The newly developed propulsion system could send a heavy spacecraft to the outer reaches of our Solar System in less than 5 years – something that took the previous Voyager 1 probe 35 years to achieve.
The idea, known as ‘pellet-beam’ propulsion, was initially awarded US$175,000 for NASA to develop earlier this year.
To be clear, the concept here isn’t much more than a paper count, so we can’t get too excited just yet.
However, it attracts attention not only because of its ability to transport us into space within the human soul – something that traditional, synthetic stones cannot – but also because it claims to be able to do so with great art.
“This concept envisions a new design that would allow humans to travel quickly (one ton or more) across the Solar System and interstellar,” explains the principal investigator of the proposal, aerospace engineer Artur Davoyan of the University of California, Los Angeles. Angeles. .
The pellet beam idea was inspired by the Breakthrough Starshot unit, which is working on a ‘light-sail’ propulsion system. With the help of millions of lasers, a small probe could reach nearby Proxima Centauri in just 20 years.
The new idea starts with a similar idea – to put fuel on a rocket instead of blowing one up – but it looks at how to make big changes. After all, a little research isn’t what we need if we want to one day explore, or even colonize, the worlds outside our own Sun.
In order to work, the mind control system requires two planes – one that takes off into space, and the other that goes around the Earth.
A spacecraft orbiting the Earth can shoot small particles into space.
The particles are then heated by lasers, causing a portion to dissolve into plasma that accelerates the pellets, a process called laser ablation.

Those pellets can reach 120 km / second (75 kilometers / second) and hit the spacecraft or repel the magnetic field inside it, which helps to propel the spacecraft to reach the maximum speed that will allow it to leave our atmosphere – the bubble. solar energy around our solar system.
“With the price of the pellet, the outer planets can reach in less than a year, 100 AU. [astronomical unit] about 3 years and the solar gravity at 500 AU about 15 years,” says Davoyan.
In short, AU, which stands for ‘astronomical unit’, represents the distance between the Earth and the Sun, or about 150 million km (93 million miles).
It took the Voyager 1 probe 35 years to cross space in 2012, about 122 AU away.
According to current developments, a 1 ton spacecraft could do the same in less than five years.

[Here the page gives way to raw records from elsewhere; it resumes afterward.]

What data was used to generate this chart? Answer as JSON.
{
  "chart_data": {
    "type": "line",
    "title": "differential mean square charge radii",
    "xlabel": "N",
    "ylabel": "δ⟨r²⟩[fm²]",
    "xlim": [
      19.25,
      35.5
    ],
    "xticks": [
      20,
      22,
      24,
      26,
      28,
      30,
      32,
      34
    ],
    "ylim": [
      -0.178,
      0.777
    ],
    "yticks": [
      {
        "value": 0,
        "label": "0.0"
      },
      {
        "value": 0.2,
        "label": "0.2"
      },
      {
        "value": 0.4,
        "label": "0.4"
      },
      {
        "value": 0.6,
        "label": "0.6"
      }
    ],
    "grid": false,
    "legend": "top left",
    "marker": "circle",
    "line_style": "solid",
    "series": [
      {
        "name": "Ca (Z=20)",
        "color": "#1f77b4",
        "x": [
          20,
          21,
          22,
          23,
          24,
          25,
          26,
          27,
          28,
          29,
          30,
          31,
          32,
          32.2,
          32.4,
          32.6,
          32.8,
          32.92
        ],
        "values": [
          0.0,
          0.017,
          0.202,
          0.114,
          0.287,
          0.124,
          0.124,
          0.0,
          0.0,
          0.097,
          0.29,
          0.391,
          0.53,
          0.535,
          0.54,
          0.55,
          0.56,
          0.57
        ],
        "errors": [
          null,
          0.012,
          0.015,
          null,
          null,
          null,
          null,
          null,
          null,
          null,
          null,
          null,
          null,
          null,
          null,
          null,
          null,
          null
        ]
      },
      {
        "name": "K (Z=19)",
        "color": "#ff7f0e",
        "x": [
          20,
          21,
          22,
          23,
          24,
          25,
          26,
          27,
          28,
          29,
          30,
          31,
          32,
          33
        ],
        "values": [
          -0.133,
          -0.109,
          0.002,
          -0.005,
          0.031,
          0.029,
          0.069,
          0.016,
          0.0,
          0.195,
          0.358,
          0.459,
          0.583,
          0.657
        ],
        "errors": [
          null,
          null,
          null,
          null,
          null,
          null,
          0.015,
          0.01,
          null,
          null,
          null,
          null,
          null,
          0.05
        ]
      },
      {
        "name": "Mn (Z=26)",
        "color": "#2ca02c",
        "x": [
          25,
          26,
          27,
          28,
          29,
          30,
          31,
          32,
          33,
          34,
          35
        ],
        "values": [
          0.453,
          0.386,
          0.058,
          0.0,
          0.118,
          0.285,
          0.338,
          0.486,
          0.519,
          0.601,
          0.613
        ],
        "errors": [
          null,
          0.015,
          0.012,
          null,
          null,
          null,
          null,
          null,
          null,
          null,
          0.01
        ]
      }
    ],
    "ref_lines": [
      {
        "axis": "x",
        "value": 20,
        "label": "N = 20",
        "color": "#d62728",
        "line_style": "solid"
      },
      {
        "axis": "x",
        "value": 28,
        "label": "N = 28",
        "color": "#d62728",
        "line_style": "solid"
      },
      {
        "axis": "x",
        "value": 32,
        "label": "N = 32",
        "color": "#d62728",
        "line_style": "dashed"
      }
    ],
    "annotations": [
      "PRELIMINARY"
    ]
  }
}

Davoyan explained to Matt Williams from Universe Today back in February that his team has taken the pellet method, instead of using lasers like other marine projects, because pellets can be driven by low-power lasers.
In their current opinion, a 10-megawatt laser beam is the one that can be used.
“Unlike a laser beam, the pellets don’t break apart as quickly, which allows us to fire a very heavy spacecraft,” Davoyan told Williams.
“The pellets, being heavier than a photon, carry more energy and can transfer higher energy to the plane.”
Of course, this is all just speculation right now. But part One of NASA’s Innovative and Advanced Concepts (NIAC) grant will help.
This project was one of 14 that was funded at this time, and the next step will be to show proof of concept using experiments.
“In the Phase 1 effort we will demonstrate the feasibility of the proposed concept by modeling in detail various aspects of the proposed architecture, as well as by conducting experimental studies,” says Davoyan.
We will be following developments closely.